Cloudflare · Primly Community

Cloudflare onsite / final round, how it really goes (2026, SWE)

corp_refugee · 5 replies

Went through this two months ago for a senior SWE role targeting L4/L5. I had four rounds in one day via Zoom. Here's the breakdown:

Round 1: Coding. Standard LC-medium difficulty, CoderPad, 45 minutes. Mine was a modified interval merging problem. They care that you talk through your approach first and handle edge cases. The interviewer gave hints when I was stuck, which I didn't expect. Not adversarial at all.

Round 2: System design. This is where Cloudflare diverges from the standard FAANG template. The scenario was: design a globally distributed rate limiter. Which, if you know what Cloudflare does for a living, is not random. Expect system design questions tied to their actual product surface. If you've never thought about CDN architecture, edge compute, anycast routing, or DNS at scale, you will feel undercooked. I was fine because I'd read a few CF blog posts about their infrastructure. Seriously, read their blog. It's good and it's basically prep material.

Round 3: Behavioral. Covered in another thread here. Two interviewers. Structured STAR format questions. About 40 minutes.

Round 4: Hiring manager. Conversational but don't be fooled. They're still evaluating. Questions like 'what would you build in your first 90 days' and 'what's a technical decision you regret.' Probe for your depth of conviction.

Debrief timeline: got the verbal offer 8 business days after the loop. The wait was rough but they did say decisions take about a week.
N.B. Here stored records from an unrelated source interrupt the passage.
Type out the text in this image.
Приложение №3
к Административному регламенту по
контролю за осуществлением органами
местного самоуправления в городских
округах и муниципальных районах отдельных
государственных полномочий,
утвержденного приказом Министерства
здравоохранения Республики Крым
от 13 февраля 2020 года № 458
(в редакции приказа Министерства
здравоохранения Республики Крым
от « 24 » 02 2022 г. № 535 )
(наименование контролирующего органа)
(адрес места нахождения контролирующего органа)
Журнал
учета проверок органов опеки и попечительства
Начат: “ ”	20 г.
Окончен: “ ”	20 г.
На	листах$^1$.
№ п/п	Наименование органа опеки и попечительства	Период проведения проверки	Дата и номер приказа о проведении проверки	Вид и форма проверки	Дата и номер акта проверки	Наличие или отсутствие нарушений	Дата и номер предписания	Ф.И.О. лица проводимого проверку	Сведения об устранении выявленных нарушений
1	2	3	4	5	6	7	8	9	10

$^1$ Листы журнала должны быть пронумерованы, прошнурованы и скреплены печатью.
One thing nobody mentioned to me: they have a strong culture of internal tools and Rust/Go. If you've only ever written Python or Java and have no exposure to lower-level systems thinking, the system design round will be a gap. Not impossible to overcome but know what you're walking into.

5 replies

backend_bekah

the 'design something we actually build' approach is so much more useful than the generic 'design Twitter' format. at least you know what to study.

sec_sasha

their blog is legitimately excellent for prep. the posts about how they handle DDoS mitigation, how their anycast network works, how they built Workers. reading those will give you vocabulary and context that makes you sound like you've thought about the problem space, not just memorized system design templates.

infra_ines

8 business days for a decision is honestly not bad for a company with real infrastructure. i've waited 3 weeks at orgs half their size.

newgrad_neil

is the system design round the same for new grads or is that only for senior levels?

corp_refugee

for L3/new grad it's usually a lighter system design or replaced by a second coding round from what i understand. the full design loop is more typical at L4 and above. but i'd confirm with your recruiter.